Professor Rod Baber is Clinical Professor of Obstetrics and Gynaecology, Faculty of Medicine and Health, The University of Sydney, Australia, the Editor-in-Chief of the Society’s journal, Climacteric, and Past President of the International Menopause Society.

I’ve been reading

I’ve been reading The Immortal Life of Henrietta Lacks by Rebecca Skloot. This book describes the sad tale of an African American woman who died of cervical cancer but whose donation of cells (unbeknown to her) prior to her death established the HeLa cell line, the oldest and still most commonly used immortal human cell line.

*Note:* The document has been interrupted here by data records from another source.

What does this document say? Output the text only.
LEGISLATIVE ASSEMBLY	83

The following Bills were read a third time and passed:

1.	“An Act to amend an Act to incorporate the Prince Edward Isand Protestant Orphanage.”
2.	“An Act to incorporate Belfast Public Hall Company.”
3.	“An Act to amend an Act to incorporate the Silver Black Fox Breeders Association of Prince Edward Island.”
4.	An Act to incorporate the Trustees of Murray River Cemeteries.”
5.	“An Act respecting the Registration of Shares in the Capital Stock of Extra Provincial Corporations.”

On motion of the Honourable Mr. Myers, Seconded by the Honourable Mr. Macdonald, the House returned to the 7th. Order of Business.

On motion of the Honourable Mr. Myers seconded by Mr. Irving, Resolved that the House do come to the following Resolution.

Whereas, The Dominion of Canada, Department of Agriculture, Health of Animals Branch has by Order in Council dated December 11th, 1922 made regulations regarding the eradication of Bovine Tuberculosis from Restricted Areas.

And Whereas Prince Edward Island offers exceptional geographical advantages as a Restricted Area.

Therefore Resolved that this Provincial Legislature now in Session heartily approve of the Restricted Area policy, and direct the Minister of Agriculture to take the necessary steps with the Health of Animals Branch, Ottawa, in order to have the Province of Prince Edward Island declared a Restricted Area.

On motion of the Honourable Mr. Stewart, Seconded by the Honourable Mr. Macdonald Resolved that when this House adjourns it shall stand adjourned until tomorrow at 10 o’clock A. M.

Scientists are estimated to have grown over 20 tonnes of cells from HeLa for multiple scientific purposes, the first of which was the development of the Salk Polio vaccine. This prize-winning book is notable for its reflections on ethics as well as its ability to explain scientific processes to non-scientific readers.

I’m researching

We are about to start a mixed-methods multi-ethnic study on women’s experience of menopause and aging, in collaboration with The University of Tasmania.

My team

My team is small but busy, comprising three consultant gynecologists with a particular interest in menopause, menstrual disorders, reproductive endocrinology and infertility, and psychosocial issues. We also have two research fellows and, most importantly, our Nurse coordinator without whom nothing would happen.

An anecdote

When I was a young research fellow, I presented a free communication at an international meeting on research that I had done with my boss. In the audience was one of my boss’s mortal enemies who, in question time, did his best to discredit everything I had said. After the session, as I sat shell-shocked in the auditorium, the chair of the session reminded me that ‘if you swim with sharks you must expect to get bitten’. It taught me not to take these things too personally or too seriously. It’s sometimes just part of a game.

An interesting case

All of our referrals are tertiary and all are ‘interesting’, but I think those which challenge me most are the women who need ongoing care after surviving hormone-dependent cancers. These women need a ‘conductor of the orchestra’ to balance the views, wishes and priorities of all the different health-care professionals involved in their ongoing care.